As far as poetry goes, you will want to pick up Scott Cairns’s Lacunae: New Poems (Iron Pen, November) and Stephen Kampa’s World Too Loud to Hear: Poems (Able Muse, November).
In November, Knopf will publish the Collected Poems of Anthony Hecht (edited by Philip Hoy), which includes “late and uncollected work.” If you’re a fan of Hecht, you might want to pair this with the Yezzi biography.
Yale will bring out a selection of Thomas Hardy’s poems (edited by David Bromwich) in September.
Some other books of poetry to be aware of include: Kevin Prufer’s The Fears (Copper Canyon, October) and Shane McCrae’s The Many Hundreds of the Scent: Poems (Farrar, Straus and Giroux, October).
I don’t keep up with contemporary fiction enough to tell you who’s worth reading and who’s not. (Not that I am completely without opinion on the topic.) But I do feel obliged to at least inform you that Zadie Smith has a new novel out this fall. So, too, does Alice McDermott, Paul Auster, Teju Cole, J. M. Coetzee, Lauren Groff, and Karl Ove Knausgaard. We’re told the Knausgaard novel is “sprawling.” Who’d have guessed?
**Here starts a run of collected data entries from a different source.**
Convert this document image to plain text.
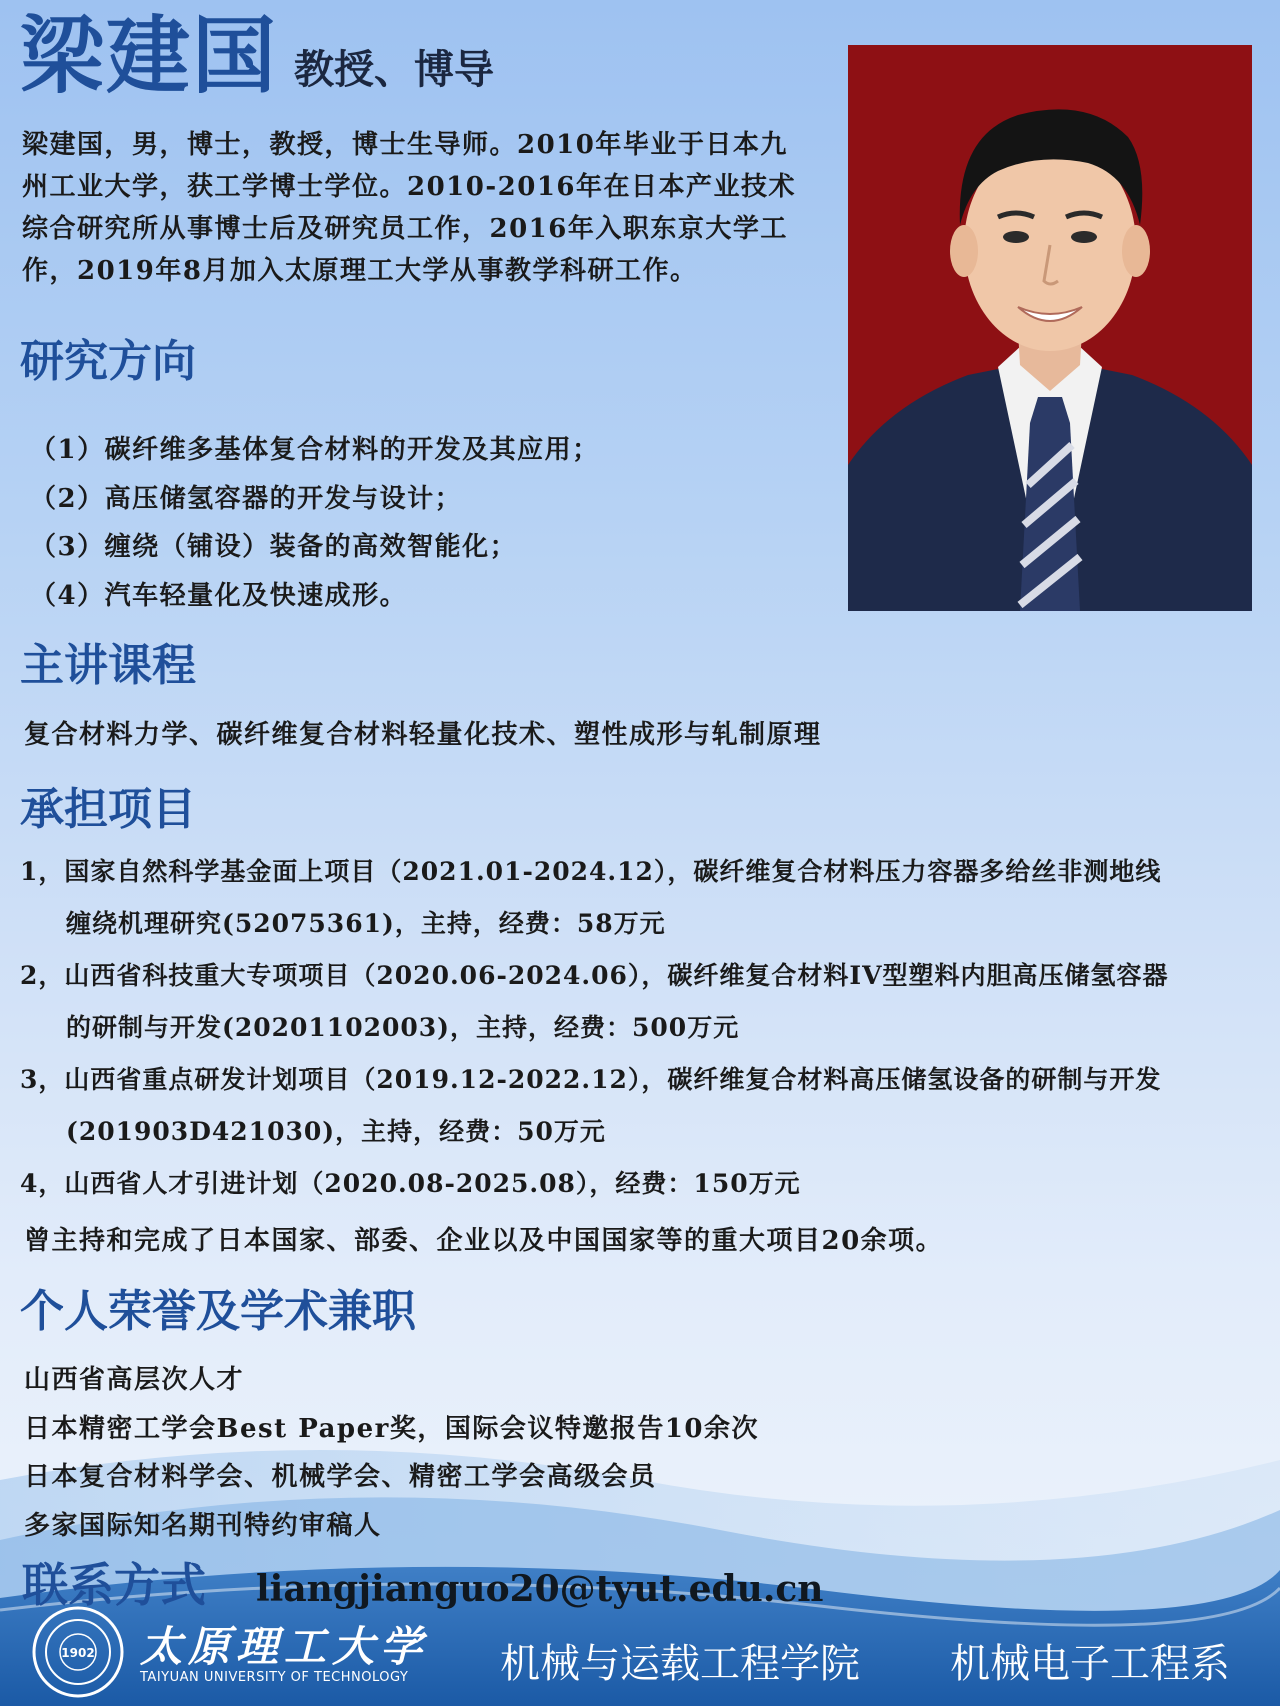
梁建国 教授、博导
梁建国，男，博士，教授，博士生导师。2010年毕业于日本九州工业大学，获工学博士学位。2010-2016年在日本产业技术综合研究所从事博士后及研究员工作，2016年入职东京大学工作，2019年8月加入太原理工大学从事教学科研工作。
研究方向
（1）碳纤维多基体复合材料的开发及其应用；
（2）高压储氢容器的开发与设计；
（3）缠绕（铺设）装备的高效智能化；
（4）汽车轻量化及快速成形。
主讲课程
复合材料力学、碳纤维复合材料轻量化技术、塑性成形与轧制原理
承担项目
1，国家自然科学基金面上项目（2021.01-2024.12），碳纤维复合材料压力容器多给丝非测地线
缠绕机理研究(52075361)，主持，经费：58万元
2，山西省科技重大专项项目（2020.06-2024.06），碳纤维复合材料IV型塑料内胆高压储氢容器
的研制与开发(20201102003)，主持，经费：500万元
3，山西省重点研发计划项目（2019.12-2022.12），碳纤维复合材料高压储氢设备的研制与开发
(201903D421030)，主持，经费：50万元
4，山西省人才引进计划（2020.08-2025.08），经费：150万元
曾主持和完成了日本国家、部委、企业以及中国国家等的重大项目20余项。
个人荣誉及学术兼职
山西省高层次人才
日本精密工学会Best Paper奖，国际会议特邀报告10余次
日本复合材料学会、机械学会、精密工学会高级会员
多家国际知名期刊特约审稿人
联系方式 liangjianguo20@tyut.edu.cn
1902 太原理工大学
TAIYUAN UNIVERSITY OF TECHNOLOGY 机械与运载工程学院 机械电子工程系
I will leave it to John to make the fiction recommendations, though I will say that the new Cole novel, Tremor, sounds as bad as Open City: “A weekend spent antiquing is shadowed by the colonial atrocities that occurred on that land. A walk at dusk is interrupted by casual racism. A loving marriage is riven by mysterious tensions. And a remarkable cascade of voices speaks out from a pulsing metropolis . . . Tremor is a startling work of realism and invention that engages brilliantly with literature, music, race, and history as it examines the passage of time and how we mark it. It is a reckoning with human survival amidst ‘history’s own brutality, which refuses symmetries and seldom consoles,’ but it is also a testament to the possibility of joy.” History may be brutal, but is it more punishing than reading Cole?
No links today, folks. Thanks for reading, and hopefully there is something on this list that piques your interest.
I hope you don't miss this one, sadly no longer a fall, but a winter, release: https://www.amazon.com/Penguin-Greek-Latin-Lyric-Verse-ebook/dp/B09HMNMBPH/ref=sr_1_3?crid=2VW6Q4M4X6AQB&keywords=Childers+Penguin&qid=1689782152&s=books&sprefix=childers+penguin%2Cstripbooks%2C208&sr=1-3
Can't wait for Yezzi on Hecht!
Hecht's work is magnificent and I am pre-ordering this biography along with a few other things. You are right, the volume on Hecht alone likely will not get mainstream poetry attention (but it should).